SocraticGadfly: IMF caveat 2 – what would stop China from leaving?

April 01, 2009

IMF caveat 2 – what would stop China from leaving?

Michael Hudson has some great talking points about the International Monetary Fund, its potential funding and staffing increases and related items.

He starts with looking at the massive U.S. deficit. He claims the global “dollar glut” helps finance American military expansionism.
Keeping international reserves in “dollars” means recycling their dollar inflows to buy U.S. Treasury bills – U.S. government debt issued largely to finance the military.

Hmm… Beijing and/or Moscow wouldn’t be at all upset about that now, would they?

Hudson points out that when sovreign wealth funds, whether from China or elsewhere, look at making major investments in things besides various aspects of the financial market, “national security” or other red flags get waved. (Sidebar: That ought to tell you just how important the “financial sector” actually is.)

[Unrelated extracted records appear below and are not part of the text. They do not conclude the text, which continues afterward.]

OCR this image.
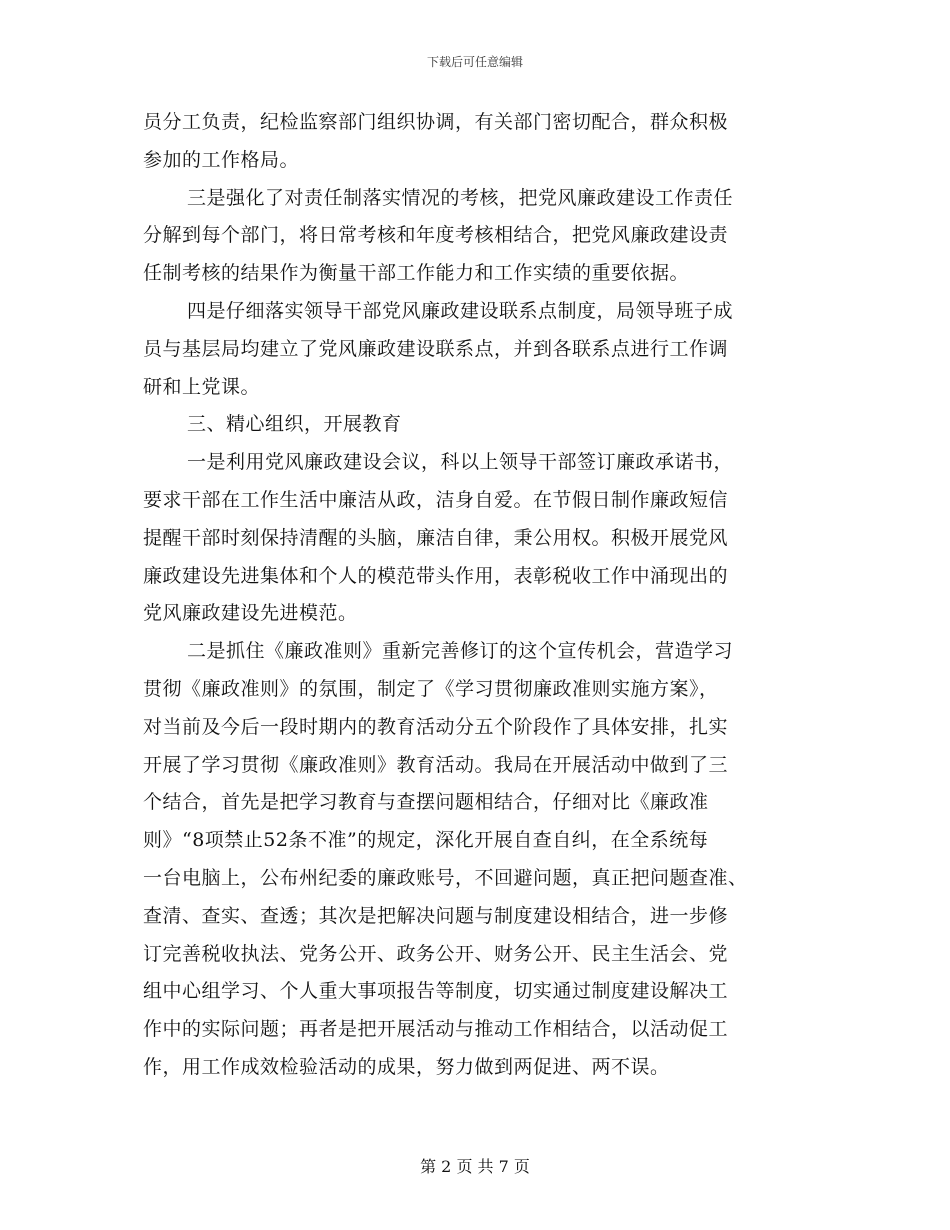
下载后可任意编辑
员分工负责，纪检监察部门组织协调，有关部门密切配合，群众积极
参加的工作格局。
三是强化了对责任制落实情况的考核，把党风廉政建设工作责任
分解到每个部门，将日常考核和年度考核相结合，把党风廉政建设责
任制考核的结果作为衡量干部工作能力和工作实绩的重要依据。
四是仔细落实领导干部党风廉政建设联系点制度，局领导班子成
员与基层局均建立了党风廉政建设联系点，并到各联系点进行工作调
研和上党课。
三、精心组织，开展教育
一是利用党风廉政建设会议，科以上领导干部签订廉政承诺书，
要求干部在工作生活中廉洁从政，洁身自爱。在节假日制作廉政短信
提醒干部时刻保持清醒的头脑，廉洁自律，秉公用权。积极开展党风
廉政建设先进集体和个人的模范带头作用，表彰税收工作中涌现出的
党风廉政建设先进模范。
二是抓住《廉政准则》重新完善修订的这个宣传机会，营造学习
贯彻《廉政准则》的氛围，制定了《学习贯彻廉政准则实施方案》，
对当前及今后一段时期内的教育活动分五个阶段作了具体安排，扎实
开展了学习贯彻《廉政准则》教育活动。我局在开展活动中做到了三
个结合，首先是把学习教育与查摆问题相结合，仔细对比《廉政准
则》“8项禁止52条不准”的规定，深化开展自查自纠，在全系统每
一台电脑上，公布州纪委的廉政账号，不回避问题，真正把问题查准、
查清、查实、查透；其次是把解决问题与制度建设相结合，进一步修
订完善税收执法、党务公开、政务公开、财务公开、民主生活会、党
组中心组学习、个人重大事项报告等制度，切实通过制度建设解决工
作中的实际问题；再者是把开展活动与推动工作相结合，以活动促工
作，用工作成效检验活动的成果，努力做到两促进、两不误。
第 2 页 共 7 页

So, if all this is the case, why wouldn’t China (and also, in all likelihood, Shanghai Cooperation Organization co-founder Russia) just up and leave?

Well, Hudson says it could just happen. He says for the first time in half a century (i.e., right after the founding), this is a real possibility.

The SCO could probably use what China wants, an electronic transfer currency, as the reserve currency, and maybe make the dollar and euro equal backup reserve currencies. With India having observer status, the threat is real.